As the coronavirus spread across the United States in 2020, Native American communities were disproportionately affected. In February 2021, a study found that indigenous Americans were dying at twice the rate of white Americans. As of March 2021, 1 in every 390 indigenous Americans had died from Covid-19, a proportion far higher than other groups. These deaths have been undercounted due to data reporting gaps and racial classification errors, and the true number may never be known.
American Oversight has obtained documents that provide details about the number of Covid-19 cases among contractors and employees within some Bureau of Indian Education schools. The documents show that from March to December 2020, there were 159 recorded cases and 10 deaths across 54 of 183 BIE schools.
Each of these 54 schools reported at least one Covid-19 case during 2020, and seven schools reported deaths. Of these, Crow Creek Tribal Schools reported 36 cases, the highest number of any of the schools, and two deaths.

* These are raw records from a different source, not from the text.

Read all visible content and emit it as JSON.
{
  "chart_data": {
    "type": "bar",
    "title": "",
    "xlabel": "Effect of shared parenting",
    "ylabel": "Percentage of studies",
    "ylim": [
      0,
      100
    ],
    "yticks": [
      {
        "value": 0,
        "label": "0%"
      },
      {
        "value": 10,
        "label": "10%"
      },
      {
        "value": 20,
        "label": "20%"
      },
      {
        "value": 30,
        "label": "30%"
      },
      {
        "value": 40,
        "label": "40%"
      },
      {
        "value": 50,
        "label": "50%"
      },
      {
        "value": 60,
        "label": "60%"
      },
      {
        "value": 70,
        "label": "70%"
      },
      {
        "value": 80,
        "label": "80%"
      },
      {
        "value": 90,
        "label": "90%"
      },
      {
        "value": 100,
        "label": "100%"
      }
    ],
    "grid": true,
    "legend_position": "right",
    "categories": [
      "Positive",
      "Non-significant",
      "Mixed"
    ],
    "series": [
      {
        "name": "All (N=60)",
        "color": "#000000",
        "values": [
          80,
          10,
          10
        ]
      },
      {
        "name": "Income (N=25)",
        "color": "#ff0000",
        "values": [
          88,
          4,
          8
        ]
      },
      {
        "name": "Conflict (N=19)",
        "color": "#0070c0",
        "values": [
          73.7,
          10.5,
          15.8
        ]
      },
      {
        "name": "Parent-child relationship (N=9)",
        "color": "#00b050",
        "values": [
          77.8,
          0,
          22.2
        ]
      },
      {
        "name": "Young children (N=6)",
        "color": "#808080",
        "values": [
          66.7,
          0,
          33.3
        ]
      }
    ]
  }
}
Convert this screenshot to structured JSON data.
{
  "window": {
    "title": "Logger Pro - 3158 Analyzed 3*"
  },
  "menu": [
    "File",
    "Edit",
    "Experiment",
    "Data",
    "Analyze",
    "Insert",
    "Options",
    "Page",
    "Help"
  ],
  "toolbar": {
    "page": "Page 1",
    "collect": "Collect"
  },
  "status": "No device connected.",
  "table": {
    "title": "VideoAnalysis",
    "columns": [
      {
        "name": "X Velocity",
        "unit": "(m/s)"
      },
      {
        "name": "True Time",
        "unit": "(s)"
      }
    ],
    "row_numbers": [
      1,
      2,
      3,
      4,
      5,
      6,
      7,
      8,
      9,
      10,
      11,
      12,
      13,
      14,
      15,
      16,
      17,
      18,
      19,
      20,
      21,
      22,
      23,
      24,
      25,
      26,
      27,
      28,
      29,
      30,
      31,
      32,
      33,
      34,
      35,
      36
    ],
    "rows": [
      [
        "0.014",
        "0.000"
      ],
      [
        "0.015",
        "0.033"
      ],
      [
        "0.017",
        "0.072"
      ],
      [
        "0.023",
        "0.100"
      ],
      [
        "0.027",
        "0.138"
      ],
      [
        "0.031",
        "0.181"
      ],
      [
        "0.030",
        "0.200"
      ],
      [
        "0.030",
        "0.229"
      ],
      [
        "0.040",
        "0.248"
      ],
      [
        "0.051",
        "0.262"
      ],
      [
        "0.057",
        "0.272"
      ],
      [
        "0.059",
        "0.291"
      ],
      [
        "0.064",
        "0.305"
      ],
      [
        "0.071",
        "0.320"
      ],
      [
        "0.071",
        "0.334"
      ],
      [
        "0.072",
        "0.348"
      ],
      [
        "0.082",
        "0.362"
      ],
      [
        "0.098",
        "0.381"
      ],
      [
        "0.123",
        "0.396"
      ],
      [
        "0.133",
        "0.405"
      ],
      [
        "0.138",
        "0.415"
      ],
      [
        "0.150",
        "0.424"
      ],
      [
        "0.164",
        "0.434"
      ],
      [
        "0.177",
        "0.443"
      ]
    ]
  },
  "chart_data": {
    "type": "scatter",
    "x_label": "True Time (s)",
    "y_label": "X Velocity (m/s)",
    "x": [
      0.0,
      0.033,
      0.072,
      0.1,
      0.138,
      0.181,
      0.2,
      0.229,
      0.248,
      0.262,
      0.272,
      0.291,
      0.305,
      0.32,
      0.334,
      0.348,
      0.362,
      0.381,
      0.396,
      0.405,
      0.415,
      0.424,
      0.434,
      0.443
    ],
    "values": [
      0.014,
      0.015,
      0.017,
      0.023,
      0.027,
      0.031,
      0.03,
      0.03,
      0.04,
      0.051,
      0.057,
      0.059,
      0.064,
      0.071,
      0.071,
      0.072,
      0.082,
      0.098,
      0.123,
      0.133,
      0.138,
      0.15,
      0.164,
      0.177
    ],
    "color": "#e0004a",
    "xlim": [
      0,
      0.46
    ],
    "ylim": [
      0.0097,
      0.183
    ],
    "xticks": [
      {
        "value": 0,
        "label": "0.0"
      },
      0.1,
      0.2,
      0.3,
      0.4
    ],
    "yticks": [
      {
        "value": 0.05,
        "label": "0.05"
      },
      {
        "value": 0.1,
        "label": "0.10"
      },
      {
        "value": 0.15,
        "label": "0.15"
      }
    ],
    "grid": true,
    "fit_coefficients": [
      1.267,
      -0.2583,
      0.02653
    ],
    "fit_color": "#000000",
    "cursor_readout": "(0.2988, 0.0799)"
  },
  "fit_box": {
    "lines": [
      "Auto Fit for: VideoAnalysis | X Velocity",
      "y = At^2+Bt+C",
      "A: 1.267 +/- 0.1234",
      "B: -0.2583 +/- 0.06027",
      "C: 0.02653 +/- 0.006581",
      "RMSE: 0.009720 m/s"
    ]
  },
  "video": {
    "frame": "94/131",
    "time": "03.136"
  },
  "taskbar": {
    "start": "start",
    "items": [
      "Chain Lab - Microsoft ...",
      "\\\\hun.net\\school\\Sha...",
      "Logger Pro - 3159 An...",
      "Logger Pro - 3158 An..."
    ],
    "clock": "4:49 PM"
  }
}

Crow Creek is located in South Dakota, where Gov. Kristi Noem refused to impose statewide mask mandates and social distancing measures even as the virus spread rapidly through the state’s population. Noem also clashed with tribal communities in the state after they imposed a mask mandate in the summer of 2020 and installed checkpoints on reservations as part of a contact-tracing program. Noem opposed the checkpoints, which tribal leaders said were crucial to protect their people from the virus.
As in the rest of the country, Covid-19 disproportionately impacted indigenous populations in South Dakota. Three other schools in South Dakota — Pine Ridge, Tiospaye Topa, and Pierre Indian Learning Center — were among the seven schools listed in the records obtained by American Oversight that reported deaths.